Philadelphia’s medical community received a shock to the system on June 26, 2019. That morning, fellowship program directors at Hahnemann University Hospital were informed that the hospital would be closing within a month. For Dr. Michael Stephen, former associate professor of medicine at Drexel University, and his 110 adult patients with cystic fibrosis, the closure of Hahnemann would put challenges in front of them that would take a true team effort to overcome.
Cystic fibrosis, a genetic illness that appears at birth, largely affects the body’s lungs. It causes recurring infections and scarring, and there is no known cure. For patients living with cystic fibrosis, every day is unpredictable, and medical attention can be required at a moment’s notice.
“It was incredibly challenging—and scary—having to operate a cystic fibrosis program with no hospital,” said Dr. Stephen. “By mid-July, a little less than a month after the closure was announced, we had run out of resources for the program and had to stop admitting patients.”
Transitioning the Program
“Jefferson Health—Center City,” Dr. Stephen continues, “was incredibly supportive in helping the program survive amongst the uncertainty that we were presented with.” Work quickly began to build an inpatient program to treat the displaced patients, and Jefferson Health started admitting new patients shortly thereafter.
“We had 110 patients in the program when Hahnemann closed,” said Dr. Stephen. “By my count, only one patient switched health systems during the transition. We were able to keep over 99 percent of our patients.”
Most of the patients in the cystic fibrosis program are between the ages of 20 to 30. With recent advancements in medical technologies and treatments, someone living with cystic fibrosis today can expect to live until their mid-40s.

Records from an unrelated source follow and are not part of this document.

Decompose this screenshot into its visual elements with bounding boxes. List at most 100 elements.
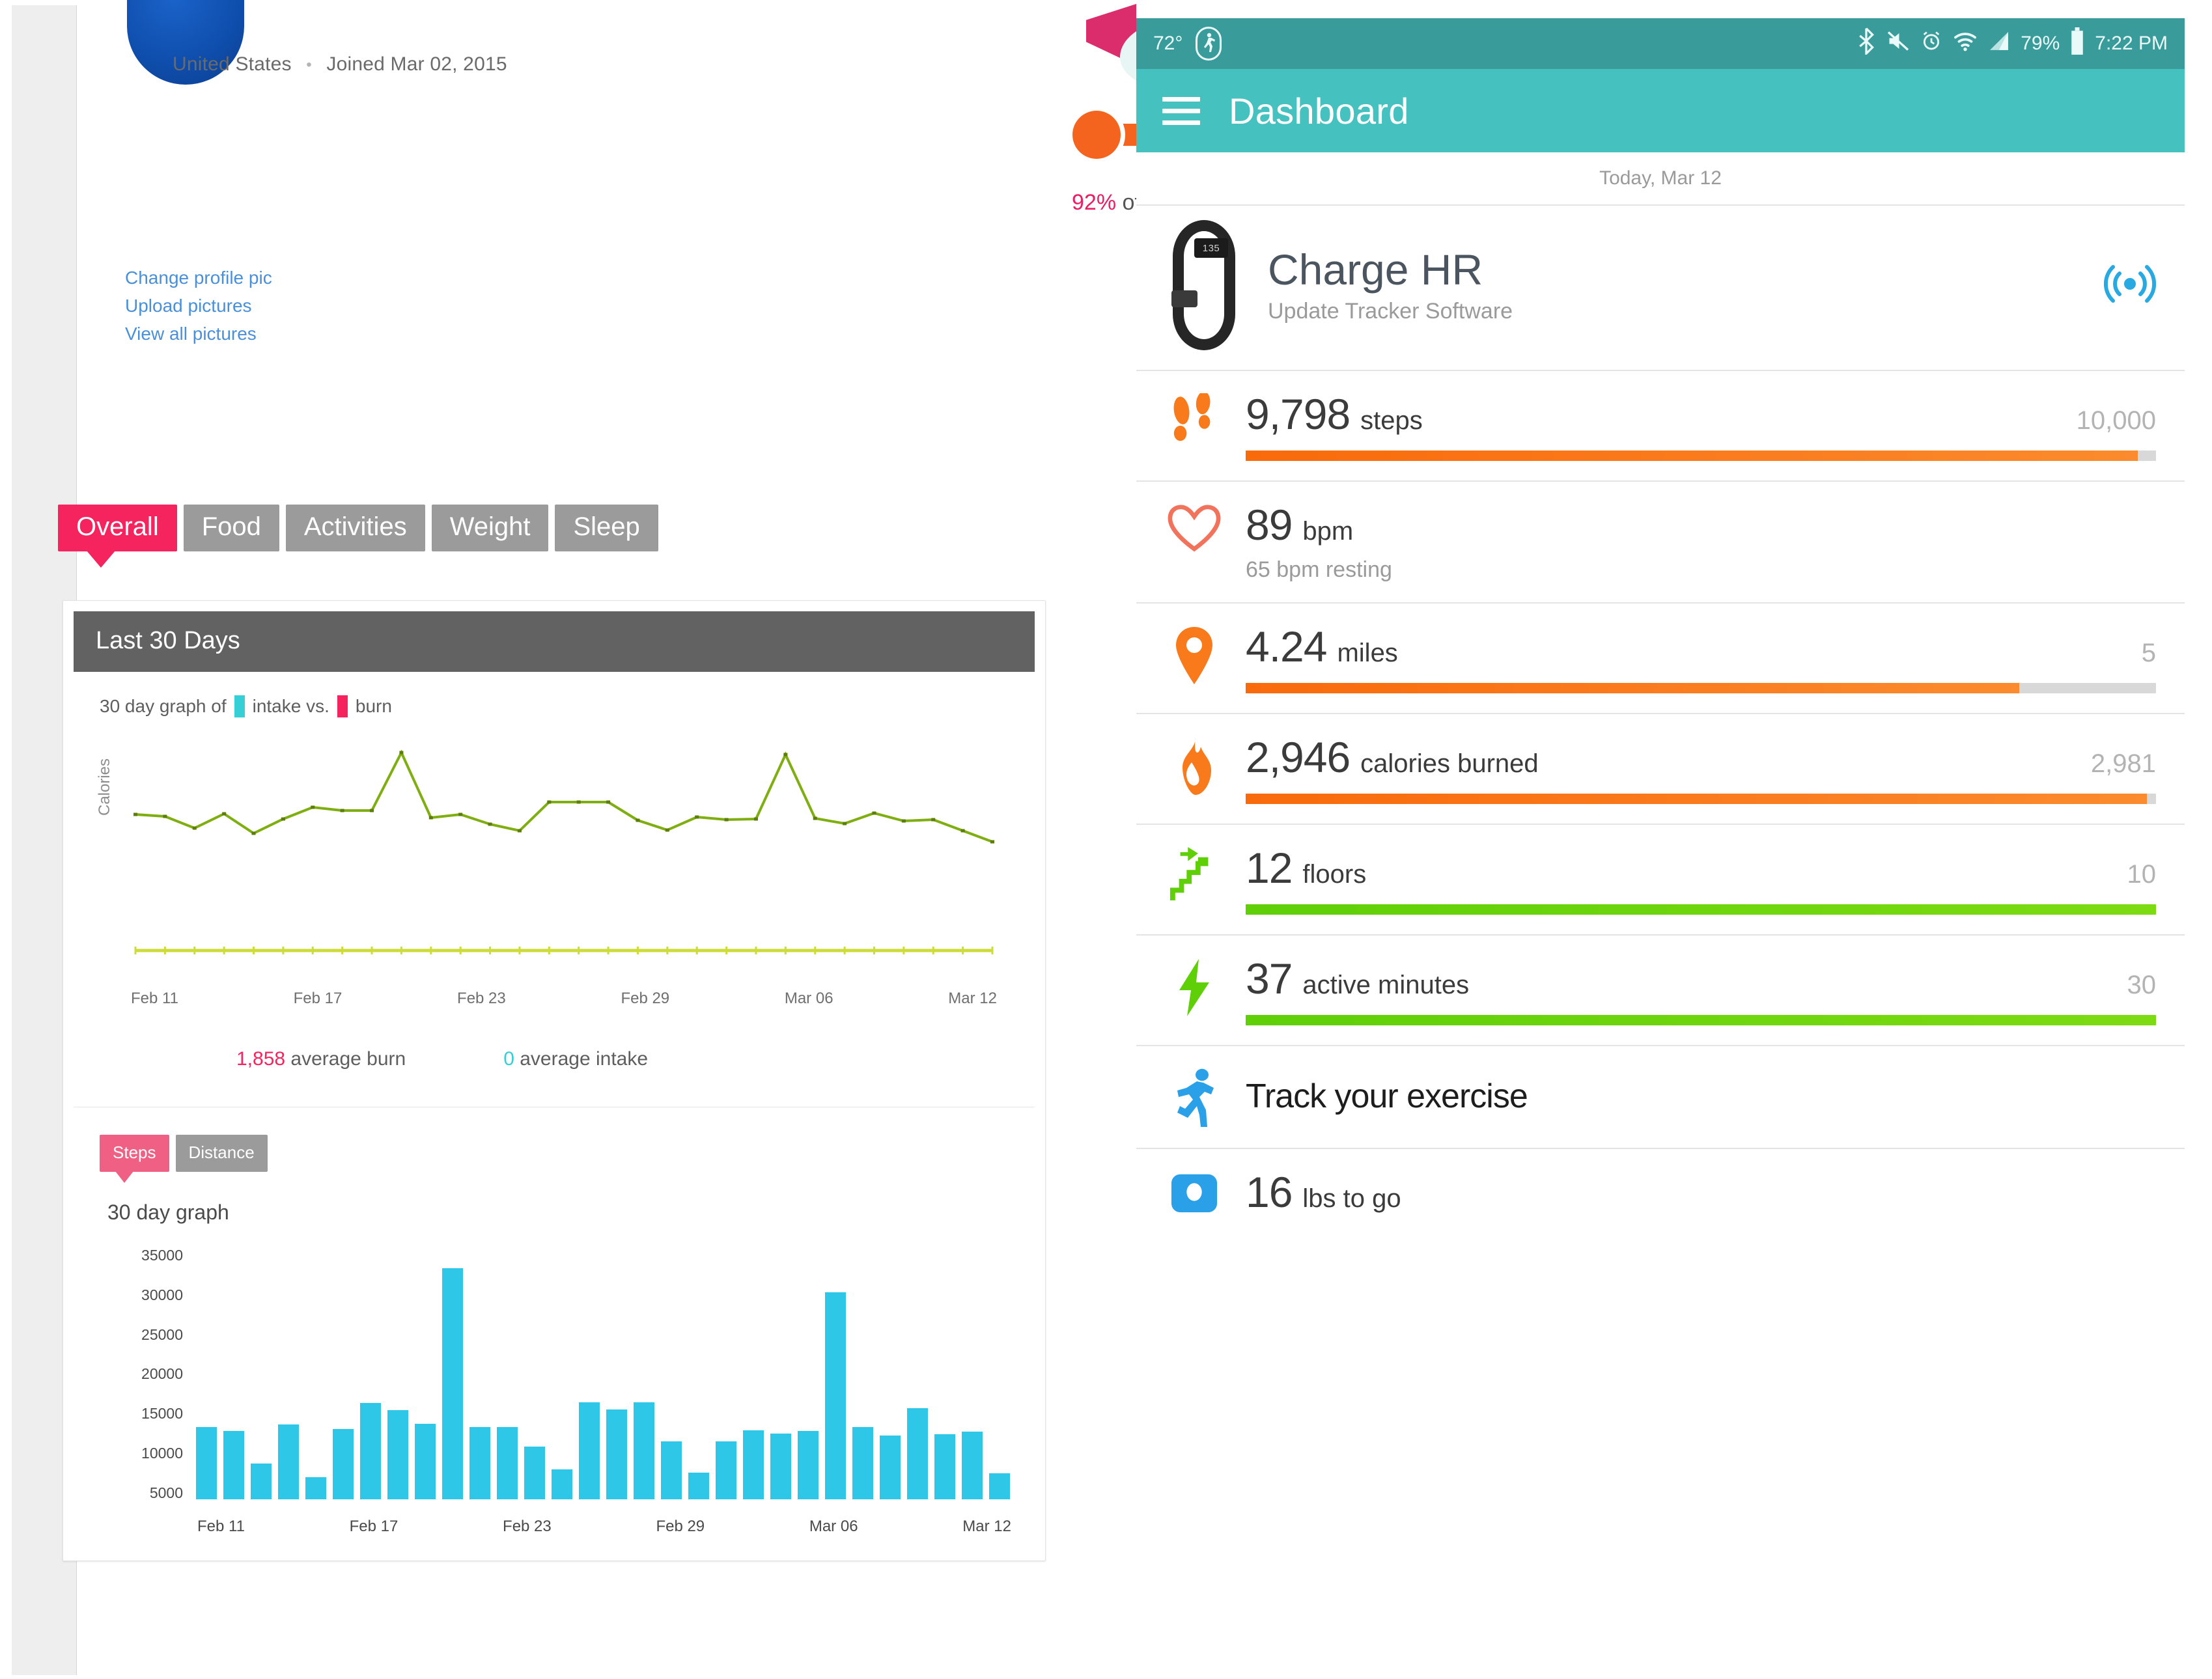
track-exercise-label: Track your exercise — [1246, 1077, 1528, 1115]
calories-progress-bar — [1246, 794, 2156, 804]
metric-row-heart-rate[interactable]: 89 bpm 65 bpm resting — [1136, 482, 2185, 602]
calorie-averages: 1,858 average burn 0 average intake — [236, 1048, 1009, 1070]
calories-value: 2,946 — [1246, 733, 1351, 781]
steps-y-axis: 35000 30000 25000 20000 15000 10000 5000 — [100, 1247, 183, 1502]
metric-row-steps[interactable]: 9,798 steps 10,000 — [1136, 371, 2185, 480]
steps-goal: 10,000 — [2076, 406, 2156, 435]
tab-distance[interactable]: Distance — [175, 1135, 268, 1172]
average-intake-value: 0 — [503, 1048, 514, 1070]
goal-badge-graphic: 92% of — [1009, 0, 1136, 267]
calories-unit: calories burned — [1360, 749, 1539, 778]
bar — [442, 1268, 463, 1499]
average-burn: 1,858 average burn — [236, 1048, 406, 1070]
metric-row-weight[interactable]: 16 lbs to go — [1136, 1149, 2185, 1247]
profile-location: United States — [173, 53, 292, 75]
metric-row-calories[interactable]: 2,946 calories burned 2,981 — [1136, 714, 2185, 824]
axis-tick-label: 30000 — [141, 1286, 183, 1303]
steps-unit: steps — [1360, 406, 1423, 435]
average-burn-value: 1,858 — [236, 1048, 286, 1070]
calories-chart-legend: 30 day graph of intake vs. burn — [100, 695, 1009, 717]
tab-weight[interactable]: Weight — [431, 505, 549, 551]
alarm-clock-icon — [1920, 30, 1942, 57]
cell-signal-icon — [1988, 30, 2010, 57]
weight-to-go-value: 16 — [1246, 1168, 1293, 1216]
tracker-device-row[interactable]: 135 Charge HR Update Tracker Software — [1136, 206, 2185, 370]
charge-hr-tracker-image: 135 — [1165, 220, 1243, 350]
steps-bar-chart: 35000 30000 25000 20000 15000 10000 5000 Feb 1… — [100, 1244, 1011, 1550]
calories-line-svg — [133, 749, 994, 954]
axis-tick-label: Mar 12 — [962, 1518, 1011, 1535]
axis-tick-label: 20000 — [141, 1365, 183, 1383]
tab-steps[interactable]: Steps — [100, 1135, 169, 1183]
heart-icon — [1165, 499, 1224, 553]
fitbit-mobile-app: 72° 79% 7:22 PM Dashboard Today, Mar 12 … — [1136, 18, 2185, 1679]
calories-goal: 2,981 — [2090, 749, 2156, 778]
floors-goal: 10 — [2127, 860, 2157, 889]
active-minutes-goal: 30 — [2127, 971, 2157, 999]
metric-row-distance[interactable]: 4.24 miles 5 — [1136, 604, 2185, 713]
sync-broadcast-icon[interactable] — [2103, 258, 2157, 313]
heart-rate-value: 89 — [1246, 501, 1293, 549]
view-all-pictures-link[interactable]: View all pictures — [125, 323, 272, 344]
steps-chart-subtitle: 30 day graph — [107, 1200, 229, 1224]
bar — [743, 1430, 764, 1499]
axis-tick-label: 5000 — [149, 1484, 183, 1501]
axis-tick-label: Feb 29 — [656, 1518, 705, 1535]
axis-tick-label: Feb 17 — [349, 1518, 399, 1535]
calories-chart-body: 30 day graph of intake vs. burn Calories… — [74, 672, 1035, 1077]
temperature-text: 72° — [1153, 33, 1183, 54]
average-intake-label: average intake — [520, 1048, 649, 1070]
lightning-bolt-icon — [1165, 952, 1224, 1018]
app-bar: Dashboard — [1136, 69, 2185, 152]
steps-bars — [196, 1244, 1010, 1499]
screenshot-root: United States • Joined Mar 02, 2015 Chan… — [0, 0, 2212, 1679]
bar — [251, 1464, 272, 1499]
metric-row-floors[interactable]: 12 floors 10 — [1136, 825, 2185, 934]
calories-line-chart: Calories Feb 11 Feb 17 Feb 23 Feb 29 Mar 06 M… — [96, 734, 1009, 1008]
calories-x-axis-ticks: Feb 11 Feb 17 Feb 23 Feb 29 Mar 06 Mar 12 — [131, 990, 997, 1008]
tab-activities[interactable]: Activities — [285, 505, 425, 551]
bar — [333, 1428, 354, 1499]
axis-tick-label: Mar 06 — [809, 1518, 858, 1535]
tab-food[interactable]: Food — [183, 505, 279, 551]
distance-value: 4.24 — [1246, 622, 1327, 671]
tab-overall[interactable]: Overall — [58, 505, 177, 568]
update-tracker-software-label: Update Tracker Software — [1268, 298, 1513, 324]
goal-slider-knob[interactable] — [1072, 111, 1121, 159]
upload-pictures-link[interactable]: Upload pictures — [125, 295, 272, 316]
bar — [196, 1427, 217, 1499]
axis-tick-label: Mar 12 — [948, 990, 997, 1007]
legend-burn-label: burn — [355, 696, 392, 716]
bar — [387, 1410, 408, 1499]
hamburger-menu-icon[interactable] — [1162, 96, 1200, 125]
android-status-bar: 72° 79% 7:22 PM — [1136, 18, 2185, 69]
clock-text: 7:22 PM — [2095, 33, 2168, 54]
tracker-display-value: 135 — [1194, 238, 1228, 258]
bar — [798, 1430, 819, 1499]
axis-tick-label: Feb 29 — [621, 990, 670, 1007]
metric-row-track-exercise[interactable]: Track your exercise — [1136, 1046, 2185, 1148]
tab-sleep[interactable]: Sleep — [555, 505, 658, 551]
bluetooth-icon — [1856, 27, 1876, 60]
bar — [716, 1441, 736, 1499]
resting-heart-rate: 65 bpm resting — [1246, 557, 1392, 582]
wifi-icon — [1953, 31, 1978, 57]
goal-percent-suffix: of — [1122, 190, 1136, 215]
bar — [524, 1446, 545, 1499]
bar — [661, 1441, 682, 1499]
bar — [497, 1427, 518, 1499]
change-profile-pic-link[interactable]: Change profile pic — [125, 267, 272, 288]
distance-progress-bar — [1246, 683, 2156, 693]
active-minutes-unit: active minutes — [1302, 971, 1470, 999]
heart-rate-unit: bpm — [1302, 517, 1354, 546]
metric-row-active-minutes[interactable]: 37 active minutes 30 — [1136, 936, 2185, 1045]
axis-tick-label: Feb 11 — [131, 990, 178, 1007]
floors-progress-bar — [1246, 904, 2156, 915]
profile-meta: United States • Joined Mar 02, 2015 — [173, 53, 507, 76]
battery-percent-text: 79% — [2021, 33, 2060, 54]
app-bar-title: Dashboard — [1229, 90, 1409, 132]
bar — [634, 1402, 654, 1499]
axis-tick-label: Feb 23 — [503, 1518, 552, 1535]
active-minutes-value: 37 — [1246, 954, 1293, 1003]
bar — [579, 1402, 600, 1499]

It was incredibly scary at times. I didn’t know if I was going to be able to provide care for the patients that had depended on us for years. There could be no gap in care, so there was zero room for error.
–Dr. Michael Stephen
When patients are younger, they’re eligible for a lung transplant, for which the five-year survival rate is 50 percent. What often goes overlooked is that the lungs are in constant communication with the atmosphere.
“Philadelphia does not have good air quality, which only increases the challenges that our patients live with on a day-to-day basis in this area,” said Dr. Stephen.

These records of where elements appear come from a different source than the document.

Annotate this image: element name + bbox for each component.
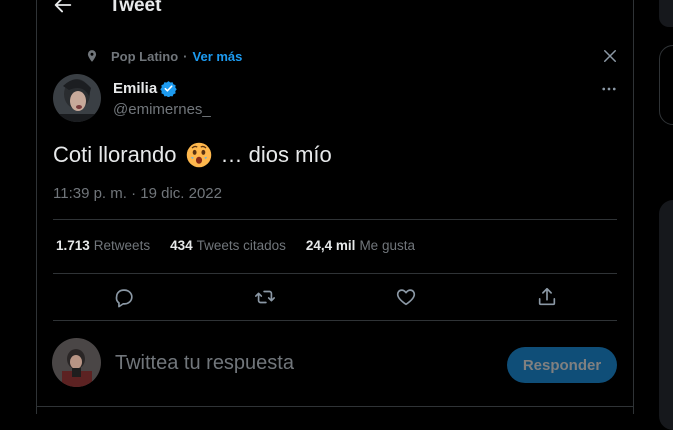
- stat-label: Tweets citados: [196, 238, 286, 253]
- divider: [53, 219, 617, 220]
- divider: [37, 406, 633, 407]
- tweet-stats: 1.713 Retweets 434 Tweets citados 24,4 mil…: [56, 238, 435, 253]
- reply-button[interactable]: Responder: [507, 347, 617, 383]
- right-panel-top: [659, 0, 673, 27]
- tweet-text-suffix: … dios mío: [220, 142, 332, 167]
- crying-face-emoji-icon: [186, 142, 211, 168]
- author-name[interactable]: Emilia: [113, 80, 177, 97]
- stat-quote-tweets[interactable]: 434 Tweets citados: [170, 238, 286, 253]
- stat-count: 1.713: [56, 238, 90, 253]
- stat-label: Retweets: [93, 238, 151, 253]
- topic-separator: ·: [183, 48, 188, 64]
- author-name-text[interactable]: Emilia: [113, 80, 157, 97]
- stat-count: 24,4 mil: [305, 238, 356, 253]
- author-handle[interactable]: @emimernes_: [113, 101, 211, 118]
- divider: [53, 273, 617, 274]
- tweet-text: Coti llorando … dios mío: [53, 141, 332, 169]
- tweet-header: Tweet: [37, 0, 633, 18]
- share-icon[interactable]: [536, 286, 558, 308]
- author-avatar[interactable]: [53, 74, 101, 122]
- topic-label[interactable]: Pop Latino: [111, 49, 178, 64]
- tweet-timestamp[interactable]: 11:39 p. m. · 19 dic. 2022: [53, 185, 222, 202]
- divider: [53, 320, 617, 321]
- tweet-column: Tweet Pop Latino · Ver más Emilia @emime…: [36, 0, 634, 414]
- more-options-icon[interactable]: [599, 80, 619, 98]
- stat-likes[interactable]: 24,4 mil Me gusta: [306, 238, 415, 253]
- like-icon[interactable]: [395, 286, 417, 308]
- verified-badge-icon: [160, 81, 177, 97]
- stat-count: 434: [170, 238, 193, 253]
- right-panel-card: [659, 200, 673, 430]
- see-more-link[interactable]: Ver más: [193, 49, 243, 64]
- tweet-text-main: Coti llorando: [53, 142, 177, 167]
- stat-label: Me gusta: [359, 238, 415, 253]
- topic-context: Pop Latino · Ver más: [85, 47, 242, 65]
- retweet-icon[interactable]: [254, 286, 276, 308]
- page-title: Tweet: [109, 0, 162, 16]
- reply-icon[interactable]: [113, 286, 135, 308]
- reply-input[interactable]: Twittea tu respuesta: [115, 352, 294, 375]
- close-icon[interactable]: [601, 47, 619, 65]
- stat-retweets[interactable]: 1.713 Retweets: [56, 238, 150, 253]
- location-pin-icon: [87, 50, 97, 62]
- right-panel-search[interactable]: [659, 45, 673, 125]
- user-avatar[interactable]: [52, 338, 101, 387]
- back-arrow-icon[interactable]: [52, 0, 74, 16]
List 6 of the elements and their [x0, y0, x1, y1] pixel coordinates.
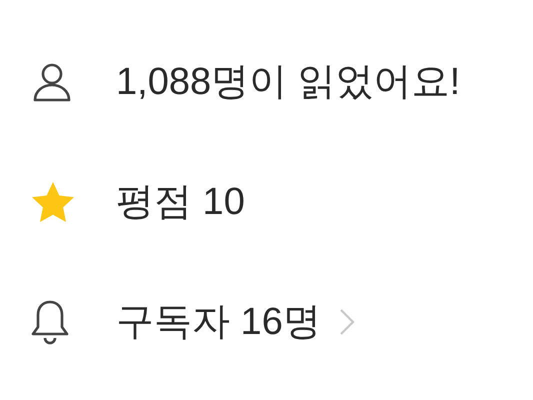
- bell-icon: [30, 299, 70, 345]
- chevron-right-icon[interactable]: [338, 308, 355, 336]
- info-text: 구독자 16명: [116, 300, 321, 344]
- info-text: 1,088명이 읽었어요!: [116, 60, 460, 104]
- star-icon: [30, 180, 76, 224]
- info-text: 평점 10: [116, 180, 245, 224]
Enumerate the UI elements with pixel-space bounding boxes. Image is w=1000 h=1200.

Now the Director of the Adult Cystic Fibrosis Center at Jefferson Health, Dr. Stephen can reflect back on last year’s turmoil with relief. Half of his team is currently back in practice with him at Jefferson, with the rest planning to arrive soon.
“It was incredibly scary at times. I didn’t know if I was going to be able to provide care for the patients that had depended on us for years,” said Dr. Stephen. “There could be no gap in care, so there was zero room for error. Things can happen at any moment when you have cystic fibrosis.”
Moving forward, Dr. Stephen hopes to expand the program into the Greater Philadelphia area, with interest in Lehigh Valley and Southern New Jersey in particular. Dr. Stephen hopes that the medical community will rally once again to expand the offering of these services.
“Fortunately, everybody in the Philadelphia medical community stood up and provided emotional and financial support when and where it was needed,” said Dr. Stephen. “In the end, we couldn’t have asked for a better outcome.”